• Group performance for the quarter significantly boosted by one-time write-back of tax provisions
  • Pace of revenue recovery remains uncertain

Singapore. 21 February 2022. With international flight activities continuing to recover with progressive relaxation of border restrictions and establishment of bilateral travel arrangements, the number of flights handled at the Group’s Singapore base was 65% higher year-on-year and 17% higher quarter-on-quarter. While this volume of flights handled is only at 31% of pre-pandemic volume, the continuing recovery trend is encouraging. With this recovery, demand for transit services and aircraft return-to-service work increased while demand for aircraft preservation work reduced as more aircraft return to service.

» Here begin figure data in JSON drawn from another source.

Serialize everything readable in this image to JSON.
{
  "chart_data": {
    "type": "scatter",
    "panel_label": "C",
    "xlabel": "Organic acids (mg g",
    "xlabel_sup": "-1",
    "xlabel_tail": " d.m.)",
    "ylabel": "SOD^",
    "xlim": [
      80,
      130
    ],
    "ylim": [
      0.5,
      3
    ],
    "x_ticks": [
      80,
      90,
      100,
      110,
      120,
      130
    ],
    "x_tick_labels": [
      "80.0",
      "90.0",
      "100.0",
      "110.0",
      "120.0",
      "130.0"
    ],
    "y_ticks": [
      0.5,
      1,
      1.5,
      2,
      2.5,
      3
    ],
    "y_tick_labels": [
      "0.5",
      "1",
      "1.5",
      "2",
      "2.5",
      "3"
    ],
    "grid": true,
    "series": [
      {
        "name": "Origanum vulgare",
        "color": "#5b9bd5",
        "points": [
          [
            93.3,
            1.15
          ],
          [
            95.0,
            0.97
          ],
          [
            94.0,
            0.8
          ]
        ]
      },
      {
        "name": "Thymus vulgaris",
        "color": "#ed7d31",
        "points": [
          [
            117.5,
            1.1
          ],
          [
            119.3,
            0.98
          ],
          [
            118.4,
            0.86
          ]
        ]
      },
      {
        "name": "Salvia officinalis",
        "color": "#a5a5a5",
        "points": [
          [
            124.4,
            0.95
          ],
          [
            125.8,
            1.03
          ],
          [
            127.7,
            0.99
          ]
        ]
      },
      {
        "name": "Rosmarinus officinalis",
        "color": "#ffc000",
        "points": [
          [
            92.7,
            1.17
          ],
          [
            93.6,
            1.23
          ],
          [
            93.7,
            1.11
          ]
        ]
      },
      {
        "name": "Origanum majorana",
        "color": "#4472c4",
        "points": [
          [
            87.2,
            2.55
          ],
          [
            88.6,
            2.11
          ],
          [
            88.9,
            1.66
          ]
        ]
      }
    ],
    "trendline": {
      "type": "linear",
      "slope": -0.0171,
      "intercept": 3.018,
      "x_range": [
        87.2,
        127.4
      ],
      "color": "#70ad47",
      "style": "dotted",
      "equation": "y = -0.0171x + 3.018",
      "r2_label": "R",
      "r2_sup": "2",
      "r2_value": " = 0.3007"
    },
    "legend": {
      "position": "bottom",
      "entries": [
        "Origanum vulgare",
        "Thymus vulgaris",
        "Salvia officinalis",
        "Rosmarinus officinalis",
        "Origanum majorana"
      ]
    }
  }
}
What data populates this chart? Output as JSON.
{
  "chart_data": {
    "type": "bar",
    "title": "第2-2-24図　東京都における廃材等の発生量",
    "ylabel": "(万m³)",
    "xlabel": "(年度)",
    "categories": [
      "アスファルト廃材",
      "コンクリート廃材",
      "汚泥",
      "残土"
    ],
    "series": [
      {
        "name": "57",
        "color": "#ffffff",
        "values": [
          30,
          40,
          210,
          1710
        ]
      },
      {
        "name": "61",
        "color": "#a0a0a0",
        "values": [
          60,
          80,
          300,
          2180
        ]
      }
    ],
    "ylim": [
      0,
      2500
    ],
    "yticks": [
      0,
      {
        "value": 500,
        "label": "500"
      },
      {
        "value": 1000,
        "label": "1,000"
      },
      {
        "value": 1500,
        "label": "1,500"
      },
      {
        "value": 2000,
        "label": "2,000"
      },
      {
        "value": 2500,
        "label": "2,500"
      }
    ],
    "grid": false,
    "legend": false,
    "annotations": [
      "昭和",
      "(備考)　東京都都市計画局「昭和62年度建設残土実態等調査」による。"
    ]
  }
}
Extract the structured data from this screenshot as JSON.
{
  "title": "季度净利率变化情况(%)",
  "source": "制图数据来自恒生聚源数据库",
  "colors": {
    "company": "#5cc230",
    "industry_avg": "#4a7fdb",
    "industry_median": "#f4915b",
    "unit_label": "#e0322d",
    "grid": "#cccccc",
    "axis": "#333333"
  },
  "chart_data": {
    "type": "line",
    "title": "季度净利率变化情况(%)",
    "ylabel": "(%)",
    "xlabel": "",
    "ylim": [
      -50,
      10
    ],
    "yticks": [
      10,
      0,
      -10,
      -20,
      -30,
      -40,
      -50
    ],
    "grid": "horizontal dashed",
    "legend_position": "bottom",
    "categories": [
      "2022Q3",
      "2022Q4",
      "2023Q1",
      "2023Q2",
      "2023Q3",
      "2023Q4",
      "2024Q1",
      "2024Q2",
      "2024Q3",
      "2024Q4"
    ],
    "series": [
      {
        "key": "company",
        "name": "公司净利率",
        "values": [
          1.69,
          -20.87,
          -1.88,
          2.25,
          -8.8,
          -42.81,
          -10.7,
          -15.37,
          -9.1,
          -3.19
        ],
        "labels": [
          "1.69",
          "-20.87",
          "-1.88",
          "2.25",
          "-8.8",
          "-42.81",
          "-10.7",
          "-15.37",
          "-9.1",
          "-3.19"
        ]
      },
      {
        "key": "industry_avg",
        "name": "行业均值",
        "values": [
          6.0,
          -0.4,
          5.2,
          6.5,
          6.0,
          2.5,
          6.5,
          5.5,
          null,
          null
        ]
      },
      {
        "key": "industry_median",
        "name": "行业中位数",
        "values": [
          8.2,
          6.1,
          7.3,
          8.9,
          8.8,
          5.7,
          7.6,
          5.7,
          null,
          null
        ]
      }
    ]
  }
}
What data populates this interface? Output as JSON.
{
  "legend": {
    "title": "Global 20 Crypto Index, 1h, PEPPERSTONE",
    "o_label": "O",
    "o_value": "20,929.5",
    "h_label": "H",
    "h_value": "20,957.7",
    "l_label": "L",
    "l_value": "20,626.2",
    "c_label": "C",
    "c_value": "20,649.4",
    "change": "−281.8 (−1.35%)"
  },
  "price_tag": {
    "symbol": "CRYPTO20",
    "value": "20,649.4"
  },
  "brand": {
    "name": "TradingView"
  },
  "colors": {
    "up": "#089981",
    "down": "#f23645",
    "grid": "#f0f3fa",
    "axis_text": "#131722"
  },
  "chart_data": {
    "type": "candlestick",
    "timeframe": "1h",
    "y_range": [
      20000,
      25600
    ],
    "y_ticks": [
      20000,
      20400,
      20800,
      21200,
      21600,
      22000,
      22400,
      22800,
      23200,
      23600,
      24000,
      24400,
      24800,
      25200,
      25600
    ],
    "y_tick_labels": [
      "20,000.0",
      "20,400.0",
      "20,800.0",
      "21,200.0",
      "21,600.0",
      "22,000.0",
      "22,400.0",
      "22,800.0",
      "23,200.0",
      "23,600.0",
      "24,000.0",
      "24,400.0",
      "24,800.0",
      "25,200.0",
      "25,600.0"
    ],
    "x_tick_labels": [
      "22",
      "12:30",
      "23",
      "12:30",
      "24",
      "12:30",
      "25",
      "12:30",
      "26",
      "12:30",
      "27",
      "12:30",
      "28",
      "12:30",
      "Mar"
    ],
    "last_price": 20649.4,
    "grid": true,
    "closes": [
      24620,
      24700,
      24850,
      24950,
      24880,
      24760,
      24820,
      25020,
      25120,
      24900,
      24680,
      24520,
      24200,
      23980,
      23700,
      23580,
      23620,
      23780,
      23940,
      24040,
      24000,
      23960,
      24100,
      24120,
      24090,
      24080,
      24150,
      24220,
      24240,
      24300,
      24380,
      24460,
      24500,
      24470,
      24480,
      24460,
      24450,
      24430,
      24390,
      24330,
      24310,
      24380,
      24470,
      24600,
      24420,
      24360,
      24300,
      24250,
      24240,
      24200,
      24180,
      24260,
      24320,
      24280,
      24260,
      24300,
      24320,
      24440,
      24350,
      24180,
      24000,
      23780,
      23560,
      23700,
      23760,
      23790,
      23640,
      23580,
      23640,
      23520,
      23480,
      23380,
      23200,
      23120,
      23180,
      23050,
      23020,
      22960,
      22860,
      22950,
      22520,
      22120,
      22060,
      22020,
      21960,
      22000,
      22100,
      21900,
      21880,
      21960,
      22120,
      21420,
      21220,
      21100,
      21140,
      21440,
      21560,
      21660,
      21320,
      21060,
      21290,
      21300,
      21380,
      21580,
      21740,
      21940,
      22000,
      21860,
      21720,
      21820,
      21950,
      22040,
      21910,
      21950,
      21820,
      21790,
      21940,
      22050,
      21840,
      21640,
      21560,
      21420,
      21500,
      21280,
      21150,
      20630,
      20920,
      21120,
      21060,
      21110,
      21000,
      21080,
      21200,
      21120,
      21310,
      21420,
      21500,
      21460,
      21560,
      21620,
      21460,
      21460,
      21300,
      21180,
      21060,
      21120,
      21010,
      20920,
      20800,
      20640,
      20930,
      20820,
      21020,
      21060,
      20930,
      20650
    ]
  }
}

At Base Maintenance, more aircraft maintenance checks were performed during the quarter as compared to last year, but the work content of these checks was lighter as a higher proportion of the checks performed were for young new-generation aircraft.

The Engine Services Division formed at the start of the financial year is making progress in growing its suite of engine-related capabilities. Its new facility to provide quick turn maintenance on CFM LEAP engines will start operations towards the end of this financial year. During the quarter, long term contracts were signed to provide CFM LEAP engine testing services to Safran Aircraft Engines and expanded on-wing services for Rolls-Royce Trent engines. Preparations to strengthen these capabilities are in progress before the engine maintenance activities commence and will gradually pick up in the next financial year.

With higher flying activities, business volume at our joint venture (“JV”) companies is also gradually recovering. Total engine inductions and shipments at our engine JVs is about 25% below the pre pandemic levels.

We continue to make good progress in our Phase 2 Transformation programme with pervasive implementation of Lean methodology, digital solutions and technology-enabled services across operational and business support processes. These are improving work efficiency, enhancing our staff experience and in turn delivering productivity gains and boosting our service delivery to our customers. While productivity gains have been registered, we expect to reap further benefits from such implemented initiatives as business volume picks up.

The Group’s revenue recovery remains uncertain even with progressive opening of Vaccinated Travel Lanes as the recent spikes in Covid-19 cases caused by the more contagious Omicron variant has disrupted international air travels which have been gradually building up. Performance outlook depends on the extent of revenue recovery outpacing costs and the tapering of government wage support.

To strengthen our MRO eco-system and sustainable growth beyond the pandemic, we are focused on initiatives to strengthen our core competency through Transformation and have been actively pursuing business expansion through capabilities building and extending our geographical reach. The recently announced acquisition of a 75% stake in SR Technics Malaysia is a strong addition to our newly formed Component Services Division and broadens our range of component repair capabilities. Together with the capabilities of our portfolio of joint ventures and subsidiaries, we will cement our position as a leading global MRO player.

In line with our sustainability efforts, we have successfully tested the use of sustainable aviation fuel (“SAF”) to perform engine tests at our engine test facility. The trial paves the way for more engine tests to be performed using SAF when the adoption of SAF scales up in the future. In addition, our wholly-owned subsidiary, SIA Engineering (Philippines) Corporation, also recently signed an agreement to collaborate with an aircraft part-out specialist to provide sustainable, end-to-end aircraft recycling solutions.

The Group revenue for the third quarter of FY2021-22 increased 33.8% year-on-year to $140.0 million. The increase was largely driven by increase in transit handling-related revenue due to the higher number of flights handled. Expenditure increased at a higher rate of 42.8% to $147.8 million, mainly due to reduction in government wage support. Excluding the impact of government wage support, expenditure increased 12.4%.

Share of profits of associated and joint venture companies was $40.1 million, an increase of $27.8 million (+226.0%) year-on-year with higher contributions from the engine and component segment (+$22.4 million), and lower losses from the airframe and line maintenance segment (+$5.4 million). The increase for the engine and component segment was mainly due to a one-time writeback of tax provisions by certain associated companies. The increase for the airframe and line maintenance segment was mainly due to increase in flight activities.

Net profit was $33.2 million for the quarter ended 31 December 2021, an increase of $25.5 million year-on-year. Excluding government wage support and the one-time writeback of tax provisions, the Group would have been in a loss position of $7.0 million.

As at 31 December 2021, equity attributable to owners of the parent was $1,598.0 million, an increase of $64.4 million (+4.2%) from 31 March 2021, mainly due to profits earned in the first nine months of the financial year.

Total assets at $1,835.2 million as of 31 December 2021 represented a $25.4 million (+1.4%) increase from 31 March 2021. The Group’s cash balance was $656.1 million with low borrowings. With recovery trajectory remaining uncertain, the Group continues to exercise prudence in our cash management.

Basic earnings per share and net asset value per share as at 31 December 2021 were 2.96 cents and 142.4 cents respectively.